Time and again, judges had difficulty in their task or simply refused to award prizes because the manuscripts were not the right length, of a high enough quality, or because they resembled (or actually were) oral texts written down. Taban lo Liyong and Peter Trist were at pains to explain this difficulty to readers in 1977, although it was a continual problem. The policy of encouraging people to start with orality and then transfer into English and onto paper did not seem to be working. The concept of the westernized imaginative text was difficult to establish.
The other problem was just as difficult to deal with: in such a small literary community, it was hard to find enough non-involved judges. Paul Sharrad points out that the Literary Competitions became an in-bred system where the teachers and editors judged the prize-winners, who themselves became judges in subsequent competitions (Sharrad 1). The judges for 1970, for instance, were Albert Maori Kiki, Paulias Matane, Ulli Beier, Don Maynard, Greg Katahanas (drama teacher at GTC), Peter Trist (drama editor for ABC, later NBC), and so on. Many prize-givers were also judges. What Sharrad calls "in-bred" seems to be a manifestation of the self-sufficiency of a pioneer print culture system. As no cultural structures were in place to support literature, the new system had to be completely self-sufficient. This meant that everyone needed to be able to serve several roles.

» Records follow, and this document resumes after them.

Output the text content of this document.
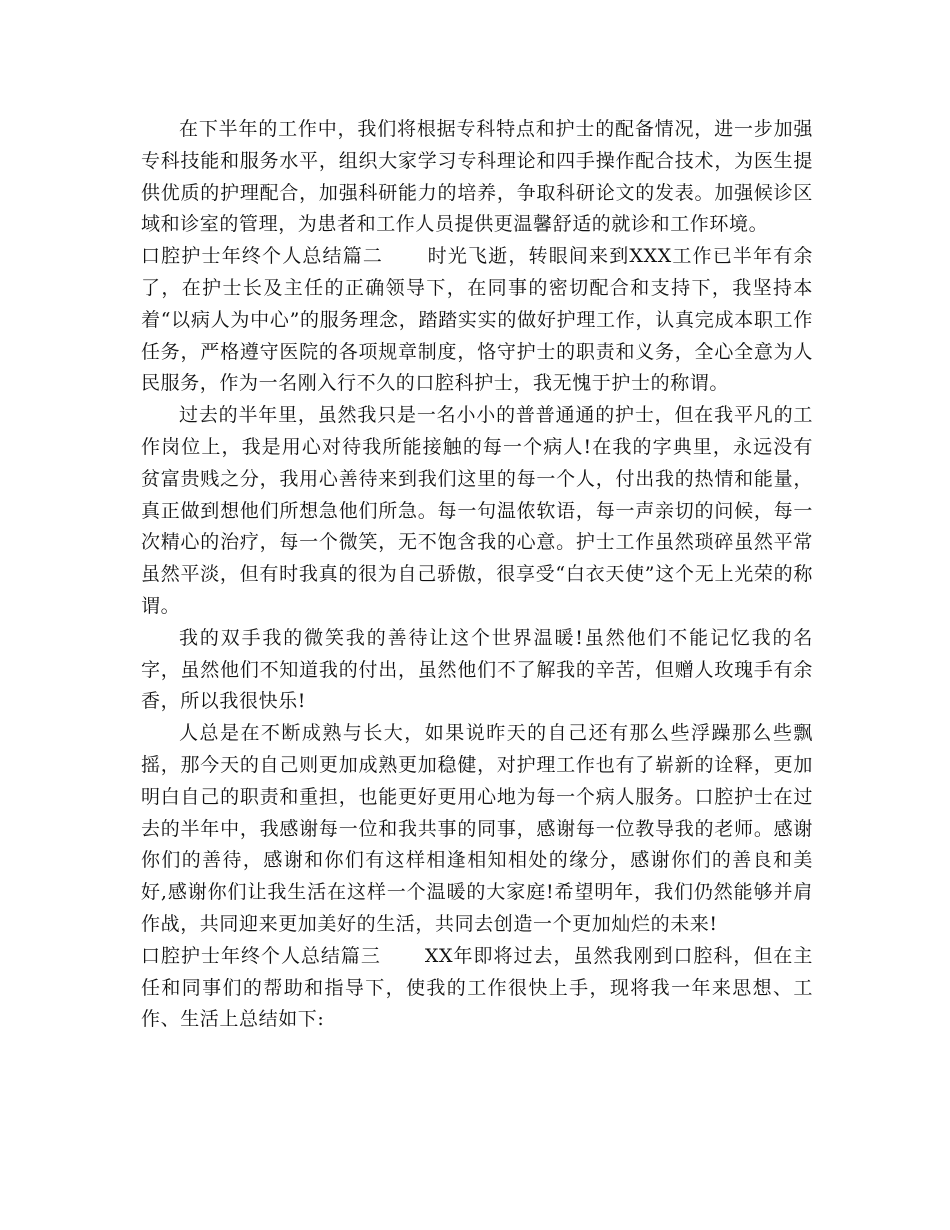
在下半年的工作中，我们将根据专科特点和护士的配备情况，进一步加强专科技能和服务水平，组织大家学习专科理论和四手操作配合技术，为医生提供优质的护理配合，加强科研能力的培养，争取科研论文的发表。加强候诊区域和诊室的管理，为患者和工作人员提供更温馨舒适的就诊和工作环境。

口腔护士年终个人总结篇二 时光飞逝，转眼间来到XXX工作已半年有余了，在护士长及主任的正确领导下，在同事的密切配合和支持下，我坚持本着“以病人为中心”的服务理念，踏踏实实的做好护理工作，认真完成本职工作任务，严格遵守医院的各项规章制度，恪守护士的职责和义务，全心全意为人民服务，作为一名刚入行不久的口腔科护士，我无愧于护士的称谓。

过去的半年里，虽然我只是一名小小的普普通通的护士，但在我平凡的工作岗位上，我是用心对待我所能接触的每一个病人!在我的字典里，永远没有贫富贵贱之分，我用心善待来到我们这里的每一个人，付出我的热情和能量，真正做到想他们所想急他们所急。每一句温侬软语，每一声亲切的问候，每一次精心的治疗，每一个微笑，无不饱含我的心意。护士工作虽然琐碎虽然平常虽然平淡，但有时我真的很为自己骄傲，很享受“白衣天使”这个无上光荣的称谓。

我的双手我的微笑我的善待让这个世界温暖!虽然他们不能记忆我的名字，虽然他们不知道我的付出，虽然他们不了解我的辛苦，但赠人玫瑰手有余香，所以我很快乐!

人总是在不断成熟与长大，如果说昨天的自己还有那么些浮躁那么些飘摇，那今天的自己则更加成熟更加稳健，对护理工作也有了崭新的诠释，更加明白自己的职责和重担，也能更好更用心地为每一个病人服务。口腔护士在过去的半年中，我感谢每一位和我共事的同事，感谢每一位教导我的老师。感谢你们的善待，感谢和你们有这样相逢相知相处的缘分，感谢你们的善良和美好,感谢你们让我生活在这样一个温暖的大家庭!希望明年，我们仍然能够并肩作战，共同迎来更加美好的生活，共同去创造一个更加灿烂的未来!

口腔护士年终个人总结篇三 XX年即将过去，虽然我刚到口腔科，但在主任和同事们的帮助和指导下，使我的工作很快上手，现将我一年来思想、工作、生活上总结如下:
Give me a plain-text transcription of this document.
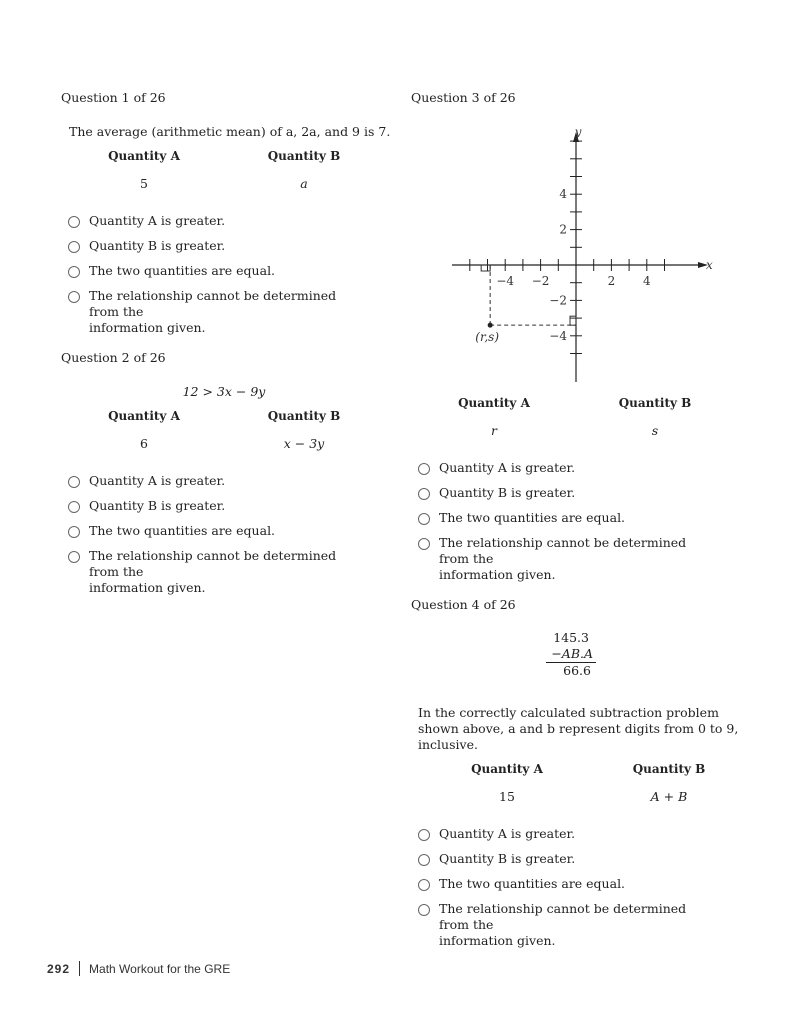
Question 1 of 26
The average (arithmetic mean) of a, 2a, and 9 is 7.
Quantity A	Quantity B
5	a
Question 2 of 26
12 > 3x − 9y
Quantity A	Quantity B
6	x − 3y
Question 3 of 26
−4 −2	2 4
4
2
−2
−4
x
y
(r,s)
Quantity A	Quantity B
r	s
Question 4 of 26
145.3
−AB.A
66.6
In the correctly calculated subtraction problem
shown above, a and b represent digits from 0 to 9,
inclusive.
Quantity A	Quantity B
15	A + B
292 Math Workout for the GRE
Quantity A is greater.
Quantity B is greater.
The two quantities are equal.
The relationship cannot be determined from the
information given.
Quantity A is greater.
Quantity B is greater.
The two quantities are equal.
The relationship cannot be determined from the
information given.
Quantity A is greater.
Quantity B is greater.
The two quantities are equal.
The relationship cannot be determined from the
information given.
Quantity A is greater.
Quantity B is greater.
The two quantities are equal.
The relationship cannot be determined from the
information given.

The exact value of the Literature Competitions is difficult to ascertain. They provided a venue for writers who were not part of the UPNG group. And they provided a venue for those UPNG writers who were not part of the elite creative writing group. Whatever their ultimate place in PNG literary history, the Literature Competitions provided an early national indigenous writing exercise that was the direct continuation of mission attempts to maintain literacy both inside and outside of school. When John Kolia of the Institute of Papua New Guinea Studies (IPNGS), where the Literature Bureau had been housed in the late 1970s, published a collection of verse from the 1980 Competitions, Andrew Strathern commented that the anthology, Melanesia - Thoughts and Words, was a fresh, lively expression of the personal. The forms he encountered in this verse were unusual, some reminiscent of the oral tradition. The images had a Melanesian flavour to them. Ever so slowly, a truly indigenous use of language and form seemed to be emerging (Strathern 1982, 59). Clearly, by the early 1980s, the original goals of the Literature Bureau had been vindicated even if most of the programme links established by Maynard and Boschman were lost.
The National Literature Competitions survived the dismantling of the Literature Bureau and a series of Institutes until they were themselves discontinued in the late 1990s; however, they were resurrected in 2005.